National Prosecuting Authority spokesperson Eric Ntabazalila, said 12 child murder cases would be heard in the high court.

The calls for a commission of inquiry have been directed at Premier Helen Zille. In 2009, Zille was set to appoint a provincial Children’s Commissioner, but nothing came of it. Hugo van der Merwe of the Centre for the Study of Violence and Reconciliation said a commission would be a public acknowledgement of the scale of the problem.

“Often there is a public outcry, which dies down and is then rehashed when another incident occurs. We want to have a clear understanding of the trend of the killings, the locations, hot spots and look at causes. In this case, at the moment, we are too crisis driven We need to look at preventative measures,” he said.

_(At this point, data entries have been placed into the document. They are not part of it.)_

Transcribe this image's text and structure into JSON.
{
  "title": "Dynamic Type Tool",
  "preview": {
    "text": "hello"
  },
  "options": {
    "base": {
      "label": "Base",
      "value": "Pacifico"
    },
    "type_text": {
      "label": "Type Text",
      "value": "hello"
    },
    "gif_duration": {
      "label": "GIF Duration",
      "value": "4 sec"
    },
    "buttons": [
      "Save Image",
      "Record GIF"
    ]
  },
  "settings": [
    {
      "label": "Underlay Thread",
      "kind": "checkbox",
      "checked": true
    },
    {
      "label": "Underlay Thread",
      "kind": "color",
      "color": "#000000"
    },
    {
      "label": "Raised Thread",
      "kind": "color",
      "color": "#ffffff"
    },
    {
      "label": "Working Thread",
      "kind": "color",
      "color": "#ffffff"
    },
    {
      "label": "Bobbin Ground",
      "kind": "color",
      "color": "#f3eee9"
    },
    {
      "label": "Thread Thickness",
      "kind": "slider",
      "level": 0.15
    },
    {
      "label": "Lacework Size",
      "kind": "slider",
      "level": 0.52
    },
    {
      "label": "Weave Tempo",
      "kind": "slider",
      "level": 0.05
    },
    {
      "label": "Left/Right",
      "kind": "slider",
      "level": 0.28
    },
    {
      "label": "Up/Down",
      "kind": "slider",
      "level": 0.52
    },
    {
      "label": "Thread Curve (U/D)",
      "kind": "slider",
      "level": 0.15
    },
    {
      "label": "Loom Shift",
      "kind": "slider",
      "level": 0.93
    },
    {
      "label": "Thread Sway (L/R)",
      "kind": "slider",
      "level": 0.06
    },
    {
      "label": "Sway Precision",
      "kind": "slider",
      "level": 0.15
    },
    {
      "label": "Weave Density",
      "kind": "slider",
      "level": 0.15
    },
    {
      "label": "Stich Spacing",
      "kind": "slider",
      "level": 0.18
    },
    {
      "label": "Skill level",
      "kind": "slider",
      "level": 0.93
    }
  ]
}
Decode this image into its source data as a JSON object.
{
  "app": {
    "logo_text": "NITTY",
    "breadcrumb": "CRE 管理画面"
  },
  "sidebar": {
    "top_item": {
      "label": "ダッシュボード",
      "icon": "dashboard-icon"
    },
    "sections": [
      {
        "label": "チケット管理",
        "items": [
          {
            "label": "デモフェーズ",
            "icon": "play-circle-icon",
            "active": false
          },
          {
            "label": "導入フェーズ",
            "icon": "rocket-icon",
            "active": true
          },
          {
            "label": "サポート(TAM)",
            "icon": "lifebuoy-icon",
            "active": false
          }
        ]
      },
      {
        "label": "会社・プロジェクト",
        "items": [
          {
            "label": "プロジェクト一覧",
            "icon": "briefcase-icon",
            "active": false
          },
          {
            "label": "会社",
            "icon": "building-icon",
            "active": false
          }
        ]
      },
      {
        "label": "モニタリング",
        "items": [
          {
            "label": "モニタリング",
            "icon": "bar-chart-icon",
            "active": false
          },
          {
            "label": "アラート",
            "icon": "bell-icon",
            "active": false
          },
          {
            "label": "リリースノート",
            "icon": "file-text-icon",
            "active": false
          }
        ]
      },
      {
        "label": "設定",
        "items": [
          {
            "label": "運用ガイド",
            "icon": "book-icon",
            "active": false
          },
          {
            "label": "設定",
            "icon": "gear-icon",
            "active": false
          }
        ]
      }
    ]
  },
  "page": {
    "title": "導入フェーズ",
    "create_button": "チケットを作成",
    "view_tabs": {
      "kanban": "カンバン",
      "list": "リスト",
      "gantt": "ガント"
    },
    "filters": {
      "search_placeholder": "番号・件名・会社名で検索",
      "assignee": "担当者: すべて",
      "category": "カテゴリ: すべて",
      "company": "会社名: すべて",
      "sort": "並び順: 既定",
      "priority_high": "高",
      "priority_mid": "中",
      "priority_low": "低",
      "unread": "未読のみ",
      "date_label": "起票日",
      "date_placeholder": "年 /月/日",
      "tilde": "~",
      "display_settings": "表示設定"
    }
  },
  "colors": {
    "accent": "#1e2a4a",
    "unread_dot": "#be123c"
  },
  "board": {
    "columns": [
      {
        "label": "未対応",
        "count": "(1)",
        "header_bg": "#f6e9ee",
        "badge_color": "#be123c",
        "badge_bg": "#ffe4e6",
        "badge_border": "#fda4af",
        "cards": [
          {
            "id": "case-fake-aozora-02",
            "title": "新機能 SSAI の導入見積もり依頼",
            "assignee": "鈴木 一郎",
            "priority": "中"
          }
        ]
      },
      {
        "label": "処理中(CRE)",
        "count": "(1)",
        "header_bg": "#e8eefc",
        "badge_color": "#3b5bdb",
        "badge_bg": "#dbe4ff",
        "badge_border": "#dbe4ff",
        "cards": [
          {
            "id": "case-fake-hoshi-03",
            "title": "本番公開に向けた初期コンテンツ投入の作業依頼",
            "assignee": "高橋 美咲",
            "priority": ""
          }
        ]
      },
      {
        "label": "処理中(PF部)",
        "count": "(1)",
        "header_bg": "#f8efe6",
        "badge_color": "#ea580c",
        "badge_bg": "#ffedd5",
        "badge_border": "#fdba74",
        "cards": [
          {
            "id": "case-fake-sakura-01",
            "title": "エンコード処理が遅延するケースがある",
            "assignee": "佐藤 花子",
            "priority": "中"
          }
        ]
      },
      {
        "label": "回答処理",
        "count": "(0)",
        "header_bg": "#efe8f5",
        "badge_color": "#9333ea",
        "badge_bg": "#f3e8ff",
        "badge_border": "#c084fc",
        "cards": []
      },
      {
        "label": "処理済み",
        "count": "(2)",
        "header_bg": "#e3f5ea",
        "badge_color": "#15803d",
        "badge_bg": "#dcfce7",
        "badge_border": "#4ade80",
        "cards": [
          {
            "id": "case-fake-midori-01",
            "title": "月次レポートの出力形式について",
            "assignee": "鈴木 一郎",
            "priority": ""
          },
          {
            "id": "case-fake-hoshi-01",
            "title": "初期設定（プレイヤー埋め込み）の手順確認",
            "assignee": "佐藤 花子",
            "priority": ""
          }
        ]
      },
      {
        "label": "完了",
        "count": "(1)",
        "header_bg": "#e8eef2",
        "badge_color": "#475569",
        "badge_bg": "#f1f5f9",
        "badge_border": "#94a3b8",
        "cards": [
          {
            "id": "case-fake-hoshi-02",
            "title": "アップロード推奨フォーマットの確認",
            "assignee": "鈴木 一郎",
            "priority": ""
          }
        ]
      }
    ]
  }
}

Civil organisations are seeking an integrated approach from government departments, communities and parents to protect children.

Zarina Majied, advocacy manager at Mosaic, said the local education department needed to re-educate children on safety. “Growing up, children were taught not to talk to strangers, but now we have seen it’s not just strangers who commit these heinous acts, it’s also people whom they trust. Our children need to be made aware of what is happening.”

Majied said the Health Department too had a role to play. She questioned whether children visiting health facilities were being checked for signs of abuse.